Le gouvernement suit de près les classements internationaux
L’annonce a été faite ce mardi, lors de la séance mensuelle à la Chambre des représentants, consacrée essentiellement à la progression du Maroc dans les classements internationaux.
«Pas une semaine ne passe sans qu’un classement international ne soit rendu public, sur des thèmes allant du bonheur à l’optimisme en passant par le climat d’affaires ou la lutte contre la corruption», a déclaré le Chef du gouvernement, Abdelilah Benkirane, lors la séance mensuelle.
Selon lui, les classements internationaux sont de plus en plus nombreux. En 2014, 96 ont été publiés, parmi lesquels 80 ont concerné le Maroc. « On trouve également nombre de publications qui analysent la situation des pays, sans les classer ou les noter. Certains classements sont fiables et reconnus, et peuvent impacter l’image du pays, d’où l’importance de les suivre régulièrement ». On pense tout de suite à Doing Business, à l’Indice du développement humain ou à la liberté d’expression.
«La méthodologie aussi diffère. Certains font un travail de terrain, d’autres de documentation. Un grand nombre de ces classements se basent sur les indicateurs de perception», a-t-il ajouté.
«Ces classements, ou du moins les plus fiables d’entre eux, constituent une base de documentation aussi bien pour les investisseurs étrangers et que pour les agences de notations. Le gouvernement marocain se base lui aussi sur ces classements pour mener ses réformes, c’est pourquoi nous avons créé un groupe de travail pour suivre et éplucher les classements dans lesquels figure le Maroc», a précisé le chef du gouvernement. En 2014, les rapports sur le Maroc ont été globalement positifs, a-t-il estimé.

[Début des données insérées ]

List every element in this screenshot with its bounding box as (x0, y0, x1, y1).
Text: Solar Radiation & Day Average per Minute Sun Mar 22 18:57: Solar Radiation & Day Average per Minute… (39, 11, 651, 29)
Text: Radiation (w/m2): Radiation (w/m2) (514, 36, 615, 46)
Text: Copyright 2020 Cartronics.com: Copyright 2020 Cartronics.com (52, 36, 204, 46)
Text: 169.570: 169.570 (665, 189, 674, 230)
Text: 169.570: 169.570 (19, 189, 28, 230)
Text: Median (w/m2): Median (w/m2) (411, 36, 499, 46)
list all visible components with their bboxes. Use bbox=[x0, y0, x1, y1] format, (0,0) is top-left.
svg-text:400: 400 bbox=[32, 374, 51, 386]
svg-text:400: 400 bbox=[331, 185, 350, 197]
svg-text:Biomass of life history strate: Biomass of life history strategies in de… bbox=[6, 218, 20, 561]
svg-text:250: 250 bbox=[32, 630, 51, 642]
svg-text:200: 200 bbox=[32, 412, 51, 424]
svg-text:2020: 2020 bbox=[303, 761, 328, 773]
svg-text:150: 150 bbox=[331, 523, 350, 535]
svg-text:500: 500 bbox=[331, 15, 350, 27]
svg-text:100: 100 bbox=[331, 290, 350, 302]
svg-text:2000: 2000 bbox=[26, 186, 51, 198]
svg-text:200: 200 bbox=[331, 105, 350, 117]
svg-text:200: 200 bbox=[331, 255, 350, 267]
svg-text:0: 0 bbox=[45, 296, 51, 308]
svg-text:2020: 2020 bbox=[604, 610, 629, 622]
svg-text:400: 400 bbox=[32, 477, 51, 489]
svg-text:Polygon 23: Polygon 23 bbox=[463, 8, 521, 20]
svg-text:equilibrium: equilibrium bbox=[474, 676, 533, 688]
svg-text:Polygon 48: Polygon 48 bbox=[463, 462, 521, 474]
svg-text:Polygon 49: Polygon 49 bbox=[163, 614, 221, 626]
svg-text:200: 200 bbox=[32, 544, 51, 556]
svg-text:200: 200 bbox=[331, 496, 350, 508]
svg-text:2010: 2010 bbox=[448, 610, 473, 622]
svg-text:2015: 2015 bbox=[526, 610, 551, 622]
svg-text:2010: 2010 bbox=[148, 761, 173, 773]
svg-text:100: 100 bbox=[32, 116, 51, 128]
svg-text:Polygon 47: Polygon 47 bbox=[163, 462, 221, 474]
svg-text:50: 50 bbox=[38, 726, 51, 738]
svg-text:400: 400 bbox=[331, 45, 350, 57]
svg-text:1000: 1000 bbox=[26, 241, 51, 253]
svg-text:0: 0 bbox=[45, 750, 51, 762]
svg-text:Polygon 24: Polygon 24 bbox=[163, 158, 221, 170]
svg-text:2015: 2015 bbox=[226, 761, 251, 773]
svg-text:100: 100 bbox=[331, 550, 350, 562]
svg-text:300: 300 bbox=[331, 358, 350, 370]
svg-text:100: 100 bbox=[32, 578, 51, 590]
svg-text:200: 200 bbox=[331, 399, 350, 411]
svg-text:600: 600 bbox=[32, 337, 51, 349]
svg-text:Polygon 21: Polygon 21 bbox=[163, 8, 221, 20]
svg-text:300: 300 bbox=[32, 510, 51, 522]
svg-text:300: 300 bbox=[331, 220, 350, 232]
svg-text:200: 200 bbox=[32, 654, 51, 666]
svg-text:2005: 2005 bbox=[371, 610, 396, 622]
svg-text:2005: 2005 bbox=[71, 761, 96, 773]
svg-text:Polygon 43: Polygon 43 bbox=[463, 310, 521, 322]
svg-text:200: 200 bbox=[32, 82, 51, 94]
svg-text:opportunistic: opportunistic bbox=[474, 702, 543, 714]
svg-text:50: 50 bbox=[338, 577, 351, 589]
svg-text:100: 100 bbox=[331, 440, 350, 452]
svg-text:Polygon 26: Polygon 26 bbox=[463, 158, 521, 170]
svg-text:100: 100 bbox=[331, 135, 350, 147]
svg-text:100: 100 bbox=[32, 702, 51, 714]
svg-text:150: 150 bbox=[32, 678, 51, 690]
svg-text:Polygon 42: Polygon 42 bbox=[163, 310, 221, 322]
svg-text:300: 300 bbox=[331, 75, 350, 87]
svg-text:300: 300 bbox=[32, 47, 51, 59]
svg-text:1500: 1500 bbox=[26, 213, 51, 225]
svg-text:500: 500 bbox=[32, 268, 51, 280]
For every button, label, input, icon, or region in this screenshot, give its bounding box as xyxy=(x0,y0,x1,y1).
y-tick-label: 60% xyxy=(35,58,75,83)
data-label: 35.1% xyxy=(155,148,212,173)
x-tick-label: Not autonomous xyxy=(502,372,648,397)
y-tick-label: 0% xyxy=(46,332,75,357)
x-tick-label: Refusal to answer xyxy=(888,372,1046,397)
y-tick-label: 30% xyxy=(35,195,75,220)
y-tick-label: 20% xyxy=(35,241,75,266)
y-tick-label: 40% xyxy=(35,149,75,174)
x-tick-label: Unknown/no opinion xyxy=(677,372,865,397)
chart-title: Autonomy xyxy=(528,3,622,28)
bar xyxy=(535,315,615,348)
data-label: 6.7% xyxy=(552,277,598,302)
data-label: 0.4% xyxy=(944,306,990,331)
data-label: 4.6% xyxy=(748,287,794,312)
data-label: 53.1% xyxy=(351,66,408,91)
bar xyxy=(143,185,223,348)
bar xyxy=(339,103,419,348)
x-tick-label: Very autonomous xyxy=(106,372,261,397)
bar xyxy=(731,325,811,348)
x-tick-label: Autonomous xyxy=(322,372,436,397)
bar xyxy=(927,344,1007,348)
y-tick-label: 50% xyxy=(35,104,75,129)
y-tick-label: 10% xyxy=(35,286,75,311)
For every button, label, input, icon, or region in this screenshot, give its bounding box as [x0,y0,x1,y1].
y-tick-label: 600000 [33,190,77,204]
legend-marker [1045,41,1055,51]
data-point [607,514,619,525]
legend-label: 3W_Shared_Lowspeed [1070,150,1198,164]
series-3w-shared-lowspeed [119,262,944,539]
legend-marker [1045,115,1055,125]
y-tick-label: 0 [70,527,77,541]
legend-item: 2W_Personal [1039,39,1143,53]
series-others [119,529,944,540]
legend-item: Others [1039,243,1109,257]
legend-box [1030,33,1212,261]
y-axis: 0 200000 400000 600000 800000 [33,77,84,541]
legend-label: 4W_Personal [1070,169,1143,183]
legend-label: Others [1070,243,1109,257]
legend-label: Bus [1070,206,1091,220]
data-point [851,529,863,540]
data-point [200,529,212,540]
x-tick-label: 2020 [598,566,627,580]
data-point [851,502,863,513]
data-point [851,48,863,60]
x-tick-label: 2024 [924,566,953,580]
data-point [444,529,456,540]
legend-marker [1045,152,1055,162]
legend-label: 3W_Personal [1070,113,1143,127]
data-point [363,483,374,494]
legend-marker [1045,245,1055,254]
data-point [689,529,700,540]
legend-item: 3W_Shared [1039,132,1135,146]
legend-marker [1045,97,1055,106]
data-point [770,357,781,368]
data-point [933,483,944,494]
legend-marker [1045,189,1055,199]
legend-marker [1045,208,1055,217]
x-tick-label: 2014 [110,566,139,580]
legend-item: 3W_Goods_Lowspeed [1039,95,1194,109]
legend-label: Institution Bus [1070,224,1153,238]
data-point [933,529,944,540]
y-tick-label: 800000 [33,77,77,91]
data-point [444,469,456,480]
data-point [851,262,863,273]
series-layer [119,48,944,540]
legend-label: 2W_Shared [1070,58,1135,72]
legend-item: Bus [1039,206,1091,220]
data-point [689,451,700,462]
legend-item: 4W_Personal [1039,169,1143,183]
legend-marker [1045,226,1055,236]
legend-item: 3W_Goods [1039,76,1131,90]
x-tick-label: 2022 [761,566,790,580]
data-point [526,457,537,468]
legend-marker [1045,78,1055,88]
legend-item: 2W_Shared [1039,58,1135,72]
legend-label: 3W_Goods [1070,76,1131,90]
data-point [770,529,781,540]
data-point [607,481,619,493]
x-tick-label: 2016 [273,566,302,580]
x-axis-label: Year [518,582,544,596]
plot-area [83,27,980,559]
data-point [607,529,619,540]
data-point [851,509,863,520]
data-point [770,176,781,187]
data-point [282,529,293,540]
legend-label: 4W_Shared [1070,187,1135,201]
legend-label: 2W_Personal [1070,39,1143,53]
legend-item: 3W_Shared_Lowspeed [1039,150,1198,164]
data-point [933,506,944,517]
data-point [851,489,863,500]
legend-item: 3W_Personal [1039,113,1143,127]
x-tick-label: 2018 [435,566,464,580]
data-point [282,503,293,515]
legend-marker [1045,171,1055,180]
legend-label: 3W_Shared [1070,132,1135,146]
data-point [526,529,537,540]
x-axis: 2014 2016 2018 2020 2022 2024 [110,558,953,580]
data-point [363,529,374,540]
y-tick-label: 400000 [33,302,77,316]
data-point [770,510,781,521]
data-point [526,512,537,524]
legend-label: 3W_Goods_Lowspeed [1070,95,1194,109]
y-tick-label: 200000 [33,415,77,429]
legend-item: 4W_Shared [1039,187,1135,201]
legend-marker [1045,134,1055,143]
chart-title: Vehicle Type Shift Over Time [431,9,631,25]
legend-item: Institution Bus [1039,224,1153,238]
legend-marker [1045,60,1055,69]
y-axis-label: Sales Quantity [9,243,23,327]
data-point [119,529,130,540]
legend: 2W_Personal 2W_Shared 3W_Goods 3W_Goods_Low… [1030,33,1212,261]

Le climat des affaires s’est amélioré au Maroc, selon le rapport «Doing Business» qui a placé le Royaume à la 71e position, contre la 87e une année auparavant. Selon l'indice de perception de la corruption 2014 de Transparency International, le Maroc a gagné 11 places par rapport à 2013. Le Maroc a gagné 5 places dans le classement mondial de la compétitivité, établi par le Forum économique mondial (WEF). Le Maroc a aussi bondi de 38 places dans le classement des Nations Unies relatif à l'e-Gouvernement.
En revanche, a ajouté M. Benkirane, le Maroc a reculé par rapport à l’année passée dans d’autres domaines: il a perdu deux points dans le dernier rapport sur la liberté sur Internet réalisé par Freedom House, a connu un net recul dans le dernier classement de la Fondation Heritage sur la liberté économique, mais aussi dans un classement sur les inégalités entre les femmes et les hommes.
« Nous suivons de près les classements les plus crédibles. Nous prenons aussi des mesures pour améliorer la position du Maroc dans plusieurs domaines. Pour cela, nous avons créé un groupe de travail qui suit ces classements pour comprendre pour quelles raisons on progresse ou recule dans tel ou tel classement », a souligné le chef du gouvernement.
Des députés de l’opposition n’ont pas manqué de critiquer la politique du Gouvernement pointant du doigt des problèmes que connaissent les secteurs de la santé et de l’éducation ou encore le chômage grimpant.
Pour Abdelilah Benkirane, «l’opposition joue son rôle, je l’accepte, mais il faut être juste. Dans le domaine de la santé, les efforts sont indéniables, en témoigne la baisse des prix de 1.500 médicaments. Pareil pour l’éducation et la lutte contre la corruption(…), sur le plan macro-économique, le monde reconnait nos efforts. Par contre pour ce qui est du chômage, je vous l’accorde : Nous créons des emplois, mais n’empêchons pas le chômage de grimper».